Collected creepy visuals which enhanced the prog favourites’ aura.

“W hat you are holding in your hands”, says Lasse Hoile in the introducti­on, “is a record of eight years’ work for what was the best band on the planet at the time.” It is, he continues, “something for the eyes that accompanie­s something for the ears”. Indeed it may, as he suggests, be best experience­d with Porcupine Tree’s last four albums playing alongside. Yet even as a silent book of art and photograph­y it brims with a dark fascinatio­n.

It may prove even darker than you’d expected. These are, in the main, very sinister images, pessimisti­c in their view of modern life, its perceived soullessne­ss and failed communicat­ions. While Steven Wilson and band’s songs certainly delved into these areas between 2002 and 2009, Hoile’s accompanyi­ng art amps up the misery without the life-affirming respite which music inevitably brings. In Absentia, Deadwing, Fear Of A Blank Planet and The Incident were no cheery celebratio­ns, but these images, separated, feel like a cross between Francis Bacon, Bill Viola, Banksy on Mandrax and The Blair Witch Project.

Designed by the Dane’s collaborat­or Carl Glover (and containing many previously-unseen works), Muzak is a lush production, expensive and collectabl­e. Glover interviews band members Richard Barbieri and Gavin Harrison, their former manager Richard Allen and Hoile himself. There’s much talk here of budget and technique, though Barbieri nails it when musing “there seemed to be a balance between beauty and the grotesque”. In Absentia, though, prefers the latter, Hoile’s own face in warped poses of agonised torture as if trapped in Hell. Deadwing lightens up (relatively), depicting women, children, hooded figures and spooky forests. Fear Of A Blank Planet creates resonant images of alienated youths addicted to TV and pills in bleak concrete cityscapes, while The Incident fuses Victorian Gothic and a dash of Tarkovsky (again, veiled heads are used to unnerve us).

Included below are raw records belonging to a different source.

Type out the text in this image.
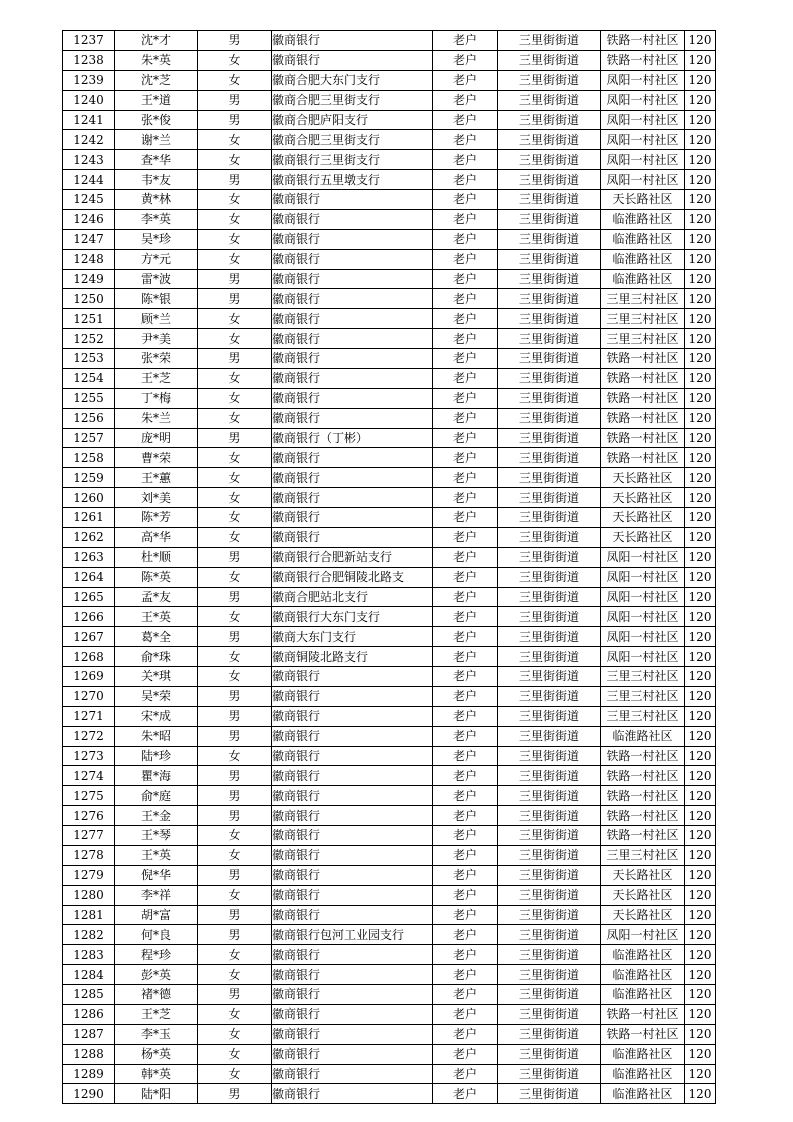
1237	沈*才	男	徽商银行	老户	三里街街道	铁路一村社区	120
1238	朱*英	女	徽商银行	老户	三里街街道	铁路一村社区	120
1239	沈*芝	女	徽商合肥大东门支行	老户	三里街街道	凤阳一村社区	120
1240	王*道	男	徽商合肥三里街支行	老户	三里街街道	凤阳一村社区	120
1241	张*俊	男	徽商合肥庐阳支行	老户	三里街街道	凤阳一村社区	120
1242	谢*兰	女	徽商合肥三里街支行	老户	三里街街道	凤阳一村社区	120
1243	查*华	女	徽商银行三里街支行	老户	三里街街道	凤阳一村社区	120
1244	韦*友	男	徽商银行五里墩支行	老户	三里街街道	凤阳一村社区	120
1245	黄*林	女	徽商银行	老户	三里街街道	天长路社区	120
1246	李*英	女	徽商银行	老户	三里街街道	临淮路社区	120
1247	吴*珍	女	徽商银行	老户	三里街街道	临淮路社区	120
1248	方*元	女	徽商银行	老户	三里街街道	临淮路社区	120
1249	雷*波	男	徽商银行	老户	三里街街道	临淮路社区	120
1250	陈*银	男	徽商银行	老户	三里街街道	三里三村社区	120
1251	顾*兰	女	徽商银行	老户	三里街街道	三里三村社区	120
1252	尹*美	女	徽商银行	老户	三里街街道	三里三村社区	120
1253	张*荣	男	徽商银行	老户	三里街街道	铁路一村社区	120
1254	王*芝	女	徽商银行	老户	三里街街道	铁路一村社区	120
1255	丁*梅	女	徽商银行	老户	三里街街道	铁路一村社区	120
1256	朱*兰	女	徽商银行	老户	三里街街道	铁路一村社区	120
1257	庞*明	男	徽商银行（丁彬）	老户	三里街街道	铁路一村社区	120
1258	曹*荣	女	徽商银行	老户	三里街街道	铁路一村社区	120
1259	王*蕙	女	徽商银行	老户	三里街街道	天长路社区	120
1260	刘*美	女	徽商银行	老户	三里街街道	天长路社区	120
1261	陈*芳	女	徽商银行	老户	三里街街道	天长路社区	120
1262	高*华	女	徽商银行	老户	三里街街道	天长路社区	120
1263	杜*顺	男	徽商银行合肥新站支行	老户	三里街街道	凤阳一村社区	120
1264	陈*英	女	徽商银行合肥铜陵北路支	老户	三里街街道	凤阳一村社区	120
1265	孟*友	男	徽商合肥站北支行	老户	三里街街道	凤阳一村社区	120
1266	王*英	女	徽商银行大东门支行	老户	三里街街道	凤阳一村社区	120
1267	葛*全	男	徽商大东门支行	老户	三里街街道	凤阳一村社区	120
1268	俞*珠	女	徽商铜陵北路支行	老户	三里街街道	凤阳一村社区	120
1269	关*琪	女	徽商银行	老户	三里街街道	三里三村社区	120
1270	吴*荣	男	徽商银行	老户	三里街街道	三里三村社区	120
1271	宋*成	男	徽商银行	老户	三里街街道	三里三村社区	120
1272	朱*昭	男	徽商银行	老户	三里街街道	临淮路社区	120
1273	陆*珍	女	徽商银行	老户	三里街街道	铁路一村社区	120
1274	瞿*海	男	徽商银行	老户	三里街街道	铁路一村社区	120
1275	俞*庭	男	徽商银行	老户	三里街街道	铁路一村社区	120
1276	王*金	男	徽商银行	老户	三里街街道	铁路一村社区	120
1277	王*琴	女	徽商银行	老户	三里街街道	铁路一村社区	120
1278	王*英	女	徽商银行	老户	三里街街道	三里三村社区	120
1279	倪*华	男	徽商银行	老户	三里街街道	天长路社区	120
1280	李*祥	女	徽商银行	老户	三里街街道	天长路社区	120
1281	胡*富	男	徽商银行	老户	三里街街道	天长路社区	120
1282	何*良	男	徽商银行包河工业园支行	老户	三里街街道	凤阳一村社区	120
1283	程*珍	女	徽商银行	老户	三里街街道	临淮路社区	120
1284	彭*英	女	徽商银行	老户	三里街街道	临淮路社区	120
1285	褚*德	男	徽商银行	老户	三里街街道	临淮路社区	120
1286	王*芝	女	徽商银行	老户	三里街街道	铁路一村社区	120
1287	李*玉	女	徽商银行	老户	三里街街道	铁路一村社区	120
1288	杨*英	女	徽商银行	老户	三里街街道	临淮路社区	120
1289	韩*英	女	徽商银行	老户	三里街街道	临淮路社区	120
1290	陆*阳	男	徽商银行	老户	三里街街道	临淮路社区	120
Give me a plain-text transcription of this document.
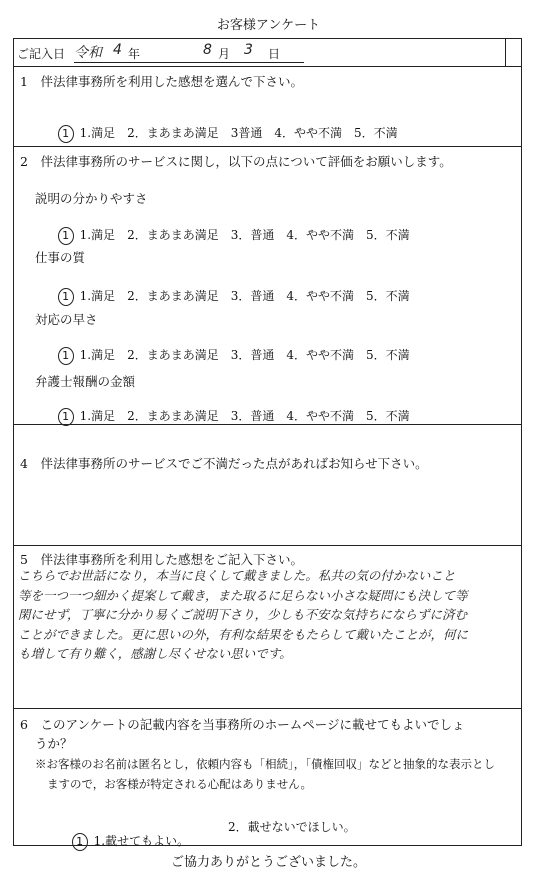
お客様アンケート
ご記入日 令和 4 年	8 月 3 日
1　伴法律事務所を利用した感想を選んで下さい。

1 1.満足　2．まあまあ満足　3普通　4．やや不満　5．不満

2　伴法律事務所のサービスに関し，以下の点について評価をお願いします。
説明の分かりやすさ

1 1.満足　2．まあまあ満足　3．普通　4．やや不満　5．不満

仕事の質

1 1.満足　2．まあまあ満足　3．普通　4．やや不満　5．不満

対応の早さ

1 1.満足　2．まあまあ満足　3．普通　4．やや不満　5．不満

弁護士報酬の金額

1 1.満足　2．まあまあ満足　3．普通　4．やや不満　5．不満

4　伴法律事務所のサービスでご不満だった点があればお知らせ下さい。
5　伴法律事務所を利用した感想をご記入下さい。
こちらでお世話になり，本当に良くして戴きました。私共の気の付かないこと
等を一つ一つ細かく提案して戴き，また取るに足らない小さな疑問にも決して等
閑にせず，丁寧に分かり易くご説明下さり，少しも不安な気持ちにならずに済む
ことができました。更に思いの外，有利な結果をもたらして戴いたことが，何に
も増して有り難く，感謝し尽くせない思いです。
6　このアンケートの記載内容を当事務所のホームページに載せてもよいでしょ
うか？
※お客様のお名前は匿名とし，依頼内容も「相続」，「債権回収」などと抽象的な表示とし
ますので，お客様が特定される心配はありません。

1 1.載せてもよい。

2．載せないでほしい。
ご協力ありがとうございました。
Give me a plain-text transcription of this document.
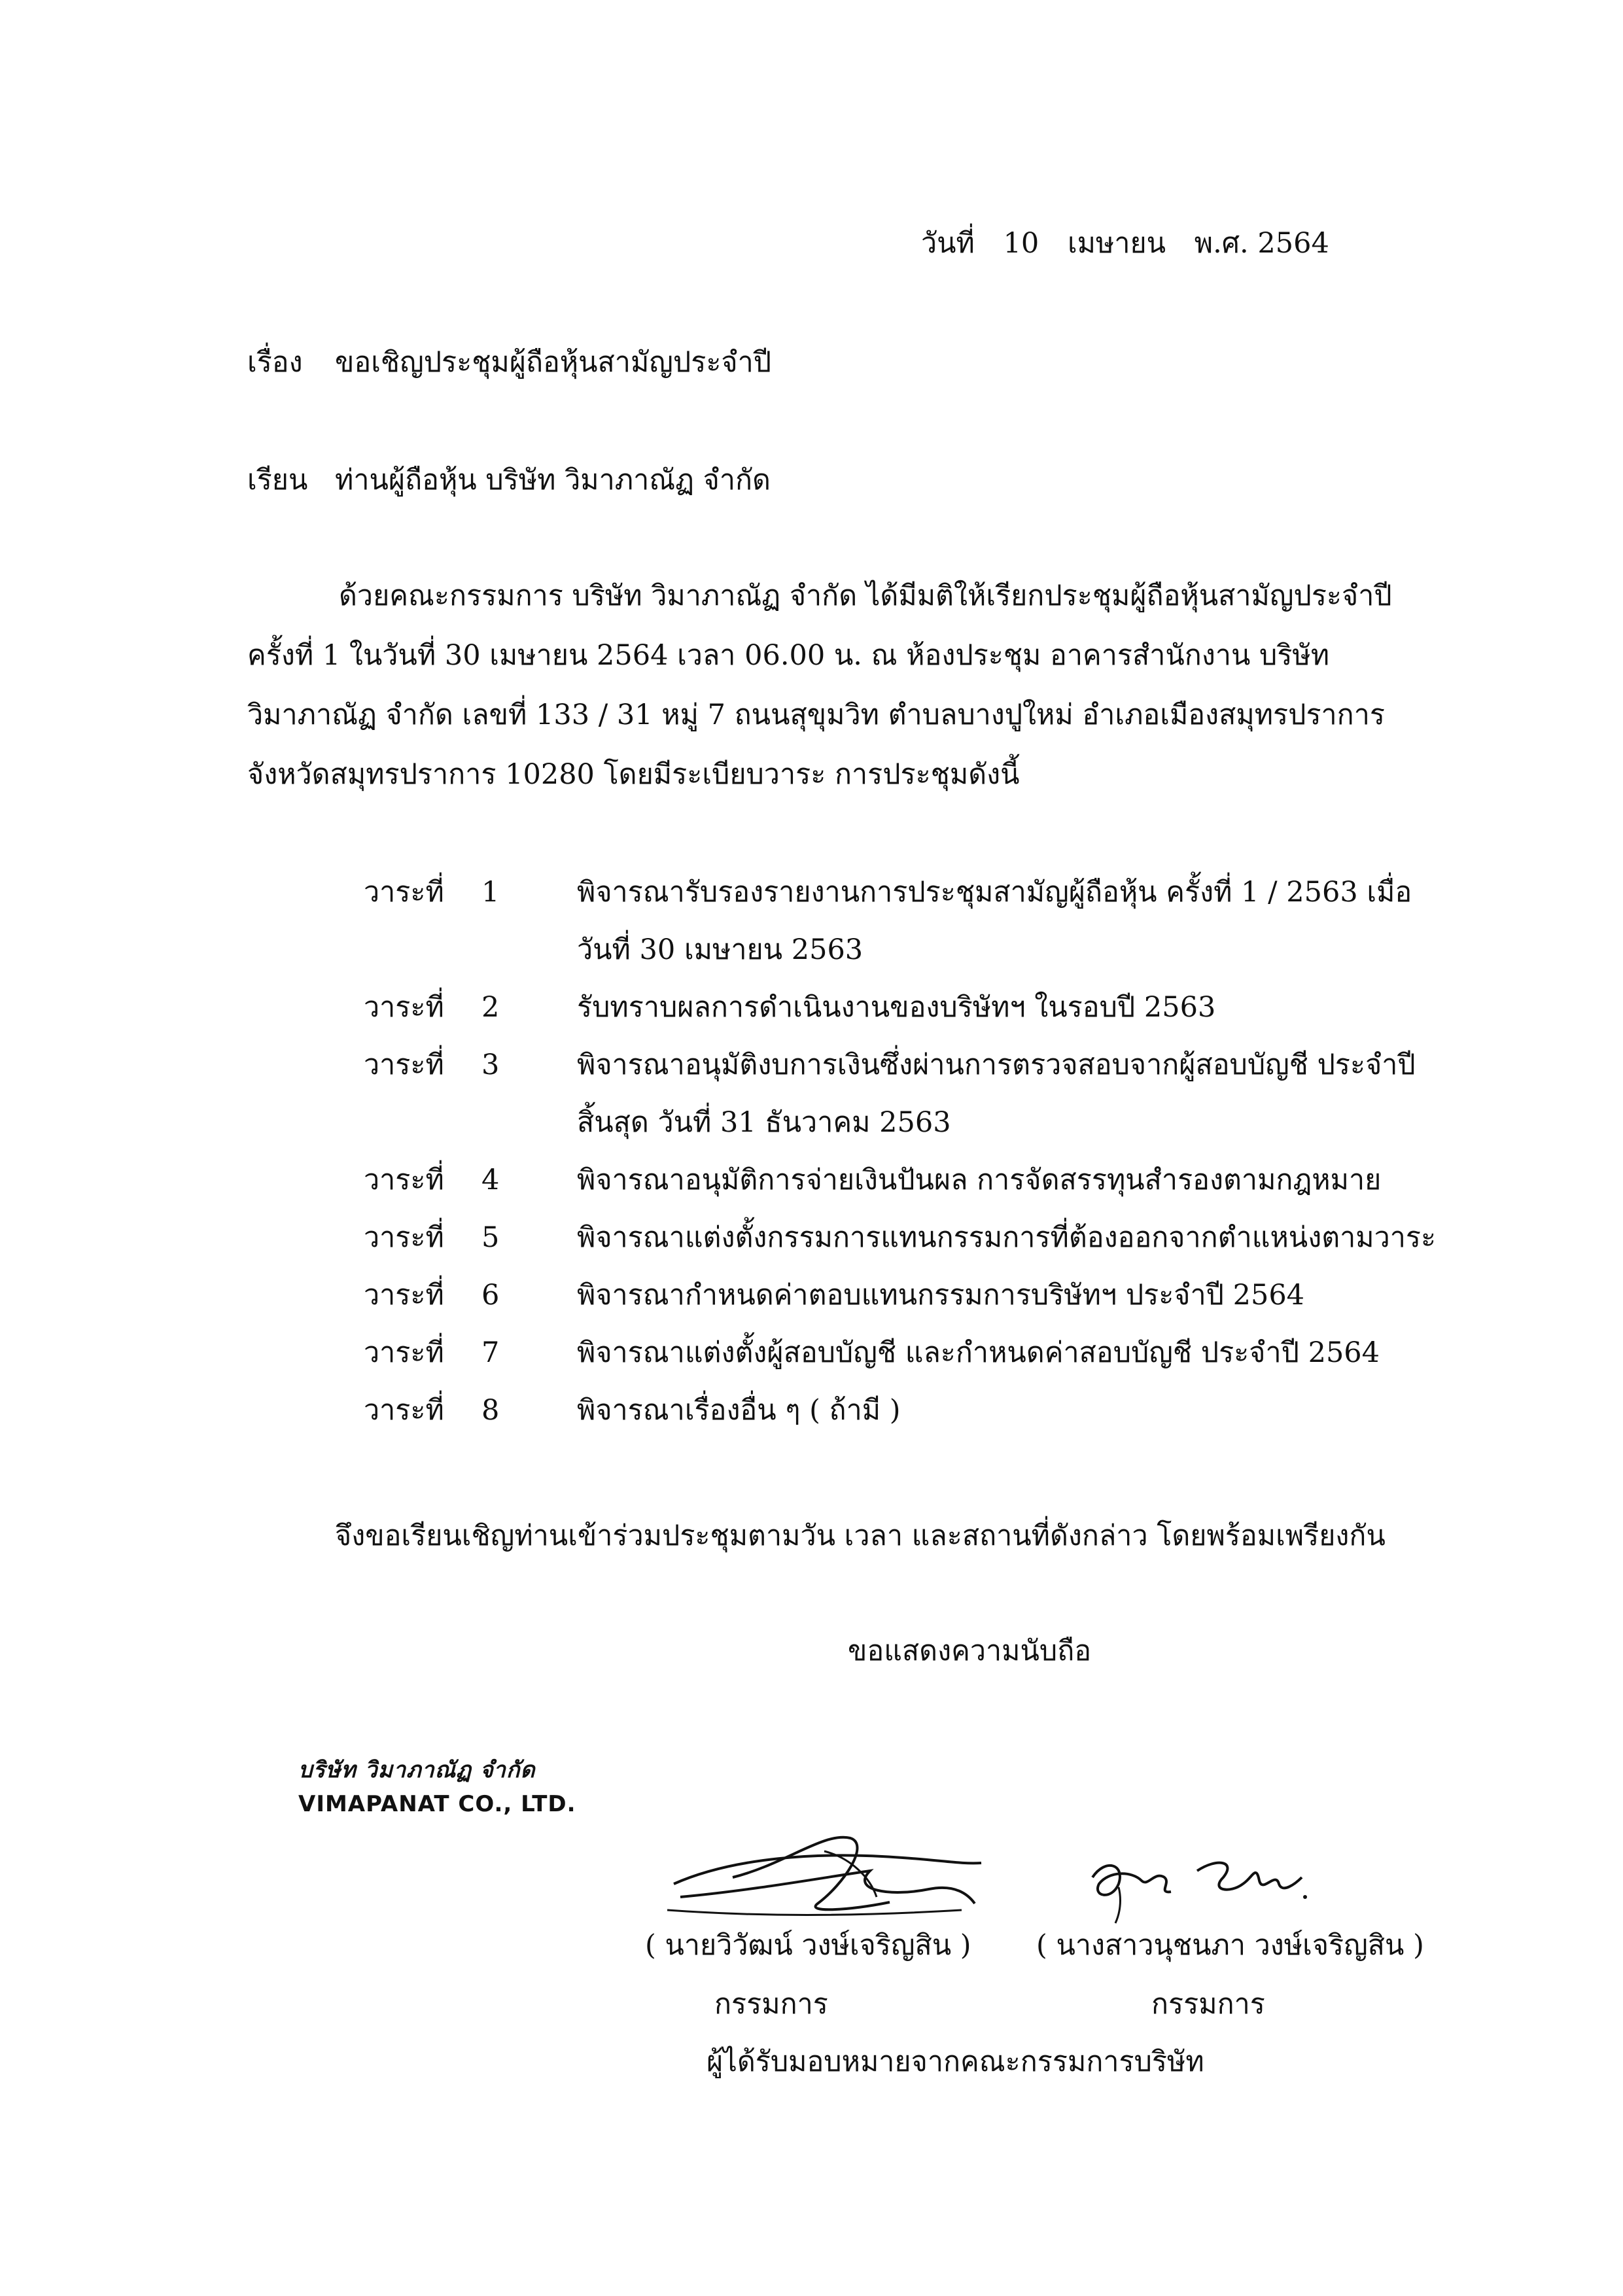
วันที่ 10 เมษายน พ.ศ. 2564
เรื่อง ขอเชิญประชุมผู้ถือหุ้นสามัญประจำปี
เรียน ท่านผู้ถือหุ้น บริษัท วิมาภาณัฏ จำกัด
ด้วยคณะกรรมการ บริษัท วิมาภาณัฏ จำกัด ได้มีมติให้เรียกประชุมผู้ถือหุ้นสามัญประจำปี
ครั้งที่ 1 ในวันที่ 30 เมษายน 2564 เวลา 06.00 น. ณ ห้องประชุม อาคารสำนักงาน บริษัท
วิมาภาณัฏ จำกัด เลขที่ 133 / 31 หมู่ 7 ถนนสุขุมวิท ตำบลบางปูใหม่ อำเภอเมืองสมุทรปราการ
จังหวัดสมุทรปราการ 10280 โดยมีระเบียบวาระ การประชุมดังนี้
วาระที่ 1	พิจารณารับรองรายงานการประชุมสามัญผู้ถือหุ้น ครั้งที่ 1 / 2563 เมื่อ วันที่ 30 เมษายน 2563
วาระที่ 2	รับทราบผลการดำเนินงานของบริษัทฯ ในรอบปี 2563
วาระที่ 3	พิจารณาอนุมัติงบการเงินซึ่งผ่านการตรวจสอบจากผู้สอบบัญชี ประจำปี สิ้นสุด วันที่ 31 ธันวาคม 2563
วาระที่ 4	พิจารณาอนุมัติการจ่ายเงินปันผล การจัดสรรทุนสำรองตามกฎหมาย
วาระที่ 5	พิจารณาแต่งตั้งกรรมการแทนกรรมการที่ต้องออกจากตำแหน่งตามวาระ
วาระที่ 6	พิจารณากำหนดค่าตอบแทนกรรมการบริษัทฯ ประจำปี 2564
วาระที่ 7	พิจารณาแต่งตั้งผู้สอบบัญชี และกำหนดค่าสอบบัญชี ประจำปี 2564
วาระที่ 8	พิจารณาเรื่องอื่น ๆ ( ถ้ามี )
จึงขอเรียนเชิญท่านเข้าร่วมประชุมตามวัน เวลา และสถานที่ดังกล่าว โดยพร้อมเพรียงกัน
ขอแสดงความนับถือ
บริษัท วิมาภาณัฏ จำกัด
VIMAPANAT CO., LTD.
( นายวิวัฒน์ วงษ์เจริญสิน ) ( นางสาวนุชนภา วงษ์เจริญสิน )
กรรมการ	กรรมการ
ผู้ได้รับมอบหมายจากคณะกรรมการบริษัท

Some of this ominous, malevolent mood could be stereotype­d as Scandinavi­an, but you sense the artist is reacting to a global unease (as well as to what he specifical­ly hears in P-Tree’s work). Stressed eyeballs, brains on palms and a level of foreboding which Edvard Munch might have deemed excessive are not everybody’s idea of a deluxe coffee table book – (it’s averse to the wit of, say, Hipgnosis) – but then again P-Tree thrived against the grain, their success defying and bewilderin­g the mainstream. Fans, thus, will love immersing themselves in this eerie, twitchy world, which is perhaps closer to reality than most of us care, or dare, to admit.

A MIX OF FRANCIS BACON, BANKSY ON MANDRAX AND BLAIR WITCH.